Our Cofounder, Nora Heer’s latest post in Bilanz discusses addressing prevalent feedback problems. In light of the development of new management technology with decision making capabilities, she questions whether or not this level of leadership can really be supplemented with software.
This artificial super-intelligence is due to be released circa 2030, and promises to be advanced in decision making and management skills. This was announced in a lecture at Singularity University from Google development manager, Ray Kurzweil’s think-tank. The IT Manager of VW listened in along with international executives from Palo Alto, a somewhat ironic picture considering VW’s own software which recently duped the public into thinking their car emissions were significantly lower than they actually were. The concern then arises how such software capabilities will be used by organizations who could manipulate this capability for criminal activity.
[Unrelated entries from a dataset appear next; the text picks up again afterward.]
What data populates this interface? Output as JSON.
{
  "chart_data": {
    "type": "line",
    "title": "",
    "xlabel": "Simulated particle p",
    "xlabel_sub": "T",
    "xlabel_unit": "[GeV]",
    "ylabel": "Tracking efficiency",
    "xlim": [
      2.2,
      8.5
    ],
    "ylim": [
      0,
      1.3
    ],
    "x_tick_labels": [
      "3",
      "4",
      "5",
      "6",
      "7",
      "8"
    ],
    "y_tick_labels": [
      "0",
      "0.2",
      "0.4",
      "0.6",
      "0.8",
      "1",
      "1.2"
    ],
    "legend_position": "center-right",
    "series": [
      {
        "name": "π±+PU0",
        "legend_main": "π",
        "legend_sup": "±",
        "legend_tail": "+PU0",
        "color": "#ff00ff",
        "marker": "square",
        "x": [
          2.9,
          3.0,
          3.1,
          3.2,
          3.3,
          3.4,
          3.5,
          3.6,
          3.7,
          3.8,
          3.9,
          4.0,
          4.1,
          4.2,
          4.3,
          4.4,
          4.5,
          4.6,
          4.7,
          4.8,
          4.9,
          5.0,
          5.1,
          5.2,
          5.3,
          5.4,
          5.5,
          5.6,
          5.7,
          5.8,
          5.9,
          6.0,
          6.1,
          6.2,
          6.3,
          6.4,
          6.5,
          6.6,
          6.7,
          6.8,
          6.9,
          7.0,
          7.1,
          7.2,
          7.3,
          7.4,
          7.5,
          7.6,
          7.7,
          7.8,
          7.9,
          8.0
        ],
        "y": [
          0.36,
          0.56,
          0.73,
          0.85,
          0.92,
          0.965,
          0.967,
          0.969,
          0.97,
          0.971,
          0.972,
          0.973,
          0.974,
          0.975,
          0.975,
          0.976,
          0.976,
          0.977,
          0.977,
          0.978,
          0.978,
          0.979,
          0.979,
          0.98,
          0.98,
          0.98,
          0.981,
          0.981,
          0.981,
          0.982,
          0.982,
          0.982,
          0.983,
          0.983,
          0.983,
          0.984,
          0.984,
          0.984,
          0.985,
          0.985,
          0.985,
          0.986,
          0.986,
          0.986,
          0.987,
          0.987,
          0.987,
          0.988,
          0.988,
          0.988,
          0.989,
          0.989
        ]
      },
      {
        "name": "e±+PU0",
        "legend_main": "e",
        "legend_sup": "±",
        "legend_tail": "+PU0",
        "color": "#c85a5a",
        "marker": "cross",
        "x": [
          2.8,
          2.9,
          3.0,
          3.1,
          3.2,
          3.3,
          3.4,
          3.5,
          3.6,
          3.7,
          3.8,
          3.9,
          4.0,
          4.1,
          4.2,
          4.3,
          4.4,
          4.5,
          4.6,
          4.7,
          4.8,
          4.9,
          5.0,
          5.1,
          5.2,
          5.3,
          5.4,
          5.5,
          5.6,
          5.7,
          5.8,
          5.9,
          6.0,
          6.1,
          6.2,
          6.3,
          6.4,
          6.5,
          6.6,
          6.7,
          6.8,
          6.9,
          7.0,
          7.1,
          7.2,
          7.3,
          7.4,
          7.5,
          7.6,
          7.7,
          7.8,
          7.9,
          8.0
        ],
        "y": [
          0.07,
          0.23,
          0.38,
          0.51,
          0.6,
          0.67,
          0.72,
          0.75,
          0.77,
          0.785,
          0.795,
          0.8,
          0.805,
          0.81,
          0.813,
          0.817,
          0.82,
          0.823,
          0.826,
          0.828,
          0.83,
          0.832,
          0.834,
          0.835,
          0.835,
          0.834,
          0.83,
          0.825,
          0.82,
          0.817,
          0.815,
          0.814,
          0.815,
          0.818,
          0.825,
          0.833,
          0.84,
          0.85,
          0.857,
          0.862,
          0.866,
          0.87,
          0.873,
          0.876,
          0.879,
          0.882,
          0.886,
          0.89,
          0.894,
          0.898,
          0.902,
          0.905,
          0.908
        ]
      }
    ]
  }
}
However, the core of the software is really addressing a primary feedback problem: becoming more clear. Kim Scott for example, a Google and Apple manager, trains management in guiding people effectively. Instead of critic coupled with pseudo-praise, feedback must be direct and very clear- a formula that allows colleagues to develop themselves in a consequent way.
If Rob Nail, Head of the Singularity University believes that 70 to 80 percent of the decisions he makes every day could also be made by an algorithm- the question at hand then becomes on which management model the algorithm is programmed. Hopefully it’s not false empathy.